As part of this order, the SC has issued broader directions to all SERCs, mandating liquidation of legacy RAs within four years and capped the creation of new RAs at 3% of the Annual Revenue Requirement (ARR). The SC directed the Appellate Tribunal for Electricity (APTEL) to monitor the implementation and enforce accountability on the creation and liquidation of RAs. However, the implementation by state discoms remains to be seen.
“Complying with the SC directive would thus necessitate steep tariff hikes across these states, which would in turn require state government support for effective implementation. Apart from improvement in operating efficiencies, regulatory reforms to ensure timely issuance of tariff orders with cost reflective tariffs remain critical to achieve a sustainable improvement in discom finances going forward,” said Girishkumar Kadam, Senior Vice President & Group Head – Corporate Ratings, ICRA.
The agency estimates an all-India average tariff hike of 4.5% along with a reduction in aggregate technical and commercial (AT&C) losses below 15% to eliminate the all-India average cost of supply (ACS) – average revenue realisation (ARR) gap with the tariff hike required varying widely across the states.
Sustained improvement in AT&C losses, timely pass-through of cost variations through tariffs, and timely liquidation of past RAs are essential for financial turnaround of state discoms, Icra said.
“The implementation of the Fuel and Power Purchase Adjustment Surcharge (FPPAS) mechanism remains important to ensure the timely pass-through of PPC (power purchase cost) variation to the consumers.

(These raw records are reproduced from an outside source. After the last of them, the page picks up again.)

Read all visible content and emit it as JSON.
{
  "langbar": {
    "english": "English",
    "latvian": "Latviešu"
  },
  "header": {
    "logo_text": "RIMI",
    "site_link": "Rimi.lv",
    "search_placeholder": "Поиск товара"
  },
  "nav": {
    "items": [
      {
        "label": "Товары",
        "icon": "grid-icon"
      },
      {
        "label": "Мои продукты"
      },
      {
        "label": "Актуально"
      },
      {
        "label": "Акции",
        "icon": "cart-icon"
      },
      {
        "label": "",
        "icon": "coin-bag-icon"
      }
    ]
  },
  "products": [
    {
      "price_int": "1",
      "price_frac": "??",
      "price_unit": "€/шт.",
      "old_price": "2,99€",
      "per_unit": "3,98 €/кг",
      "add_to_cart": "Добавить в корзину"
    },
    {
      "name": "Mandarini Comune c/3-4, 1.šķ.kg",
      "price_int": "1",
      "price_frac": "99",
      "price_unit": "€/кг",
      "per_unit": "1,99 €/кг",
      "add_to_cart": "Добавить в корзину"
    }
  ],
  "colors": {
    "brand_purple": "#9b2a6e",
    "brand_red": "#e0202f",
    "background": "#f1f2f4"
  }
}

However, this remains patchy, with only a few states operationalising the mechanism fully despite its notification in December 2022,” Kadam said.
The tariff orders for FY26 have been issued in 23 out of 28 states as of August 2025, indicating a moderate progress as these should have been issued by March 2025 for all states.

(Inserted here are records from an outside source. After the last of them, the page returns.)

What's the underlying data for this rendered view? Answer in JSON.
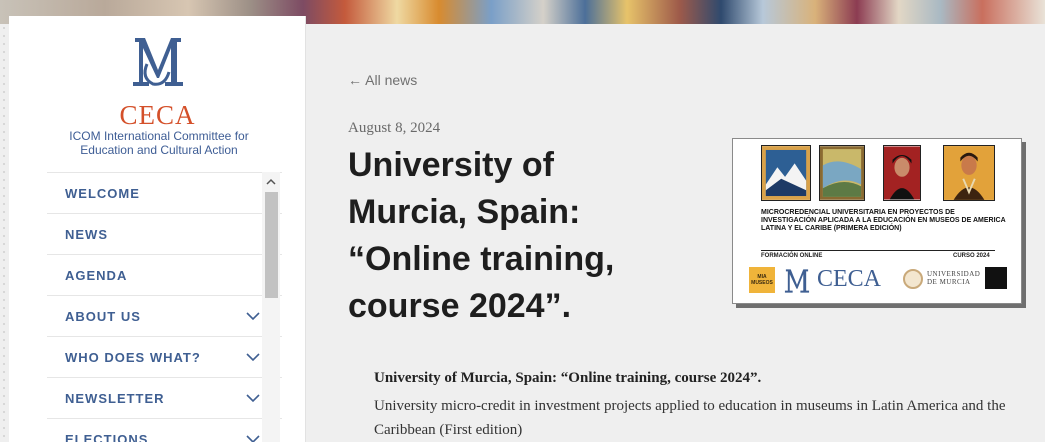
{
  "brand": {
    "name": "CECA",
    "subtitle": "ICOM International Committee for Education and Cultural Action",
    "logo_icon": "ceca-m-logo",
    "colors": {
      "accent": "#d4502a",
      "link": "#3f5f92"
    }
  },
  "nav": {
    "items": [
      {
        "label": "WELCOME",
        "has_submenu": false
      },
      {
        "label": "NEWS",
        "has_submenu": false
      },
      {
        "label": "AGENDA",
        "has_submenu": false
      },
      {
        "label": "ABOUT US",
        "has_submenu": true
      },
      {
        "label": "WHO DOES WHAT?",
        "has_submenu": true
      },
      {
        "label": "NEWSLETTER",
        "has_submenu": true
      },
      {
        "label": "ELECTIONS",
        "has_submenu": true
      }
    ]
  },
  "article": {
    "back_link": "← All news",
    "date": "August 8, 2024",
    "title": "University of Murcia, Spain: “Online training, course 2024”.",
    "intro_title": "University of Murcia, Spain: “Online training, course 2024”.",
    "intro_text": "University micro-credit in investment projects applied to education in museums in Latin America and the Caribbean (First edition)"
  },
  "poster": {
    "description": "MICROCREDENCIAL UNIVERSITARIA EN PROYECTOS DE INVESTIGACIÓN APLICADA A LA EDUCACIÓN EN MUSEOS DE AMERICA LATINA Y EL CARIBE (PRIMERA EDICIÓN)",
    "online_label": "FORMACIÓN ONLINE",
    "year_label": "CURSO 2024",
    "mia_label_1": "MIA",
    "mia_label_2": "MUSEOS",
    "ceca_label": "CECA",
    "univ_line_1": "UNIVERSIDAD",
    "univ_line_2": "DE MURCIA"
  }
}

Moreover, the median tariff hike at the all-India level remains modest at 1.9% in FY26, lower than the 2.1% in FY25, reflecting continued reluctance to align tariffs with the cost of supply, wherein the power purchase cost (PPC) remains the major contributor, Icra noted.
The rationalisation of GST rates on coal from 5% to 18% and removal of compensation cess of Rs. 400 per ton, is expected to reduce the cost of generation for coal-based power generators.
This move is expected to further benefit the discoms, as it is likely to translate into a reduction of around 12 paise per unit in their cost of supply as coal-based capacity accounts for over 70% of total generation at an all-India level.
Rising debt and subsidy dependence
The gross debt position for state owned discoms at the all India level rose to Rs. 7.4 trillion as of March 2024, up from Rs. 6.6 trillion a year earlier, reflecting continued reliance on borrowings.
“Such high debt levels are unsustainable for discoms, given their current revenues and profitability, thereby necessitating support from state governments. Subsidy dependence is projected to rise to Rs. 2.2 trillion in FY26, up from Rs. 2.1 trillion in FY25, driven by higher ACS and new subsidy schemes in certain states,” Icra said.
Apart from the large subsidy dependence, discoms also receive loss funding support from the state governments putting fiscal pressure on the state finances. Improved operating efficiency and implementation of regulatory reforms remain critical to address discom financial stress, said Icra.
Regulatory assets arise when SERCs recognizs that the existing consumer tariffs are insufficient to fully recover the power purchase costs incurred by discoms. Instead of implementing an immediate tariff hike—often due to political or state government pressures—SERCs allow discoms to account for the shortfall between the purchase cost and revenue generated from power sales at the existing tariffs as future recoverable dues. These unrecovered costs are recorded as RAs.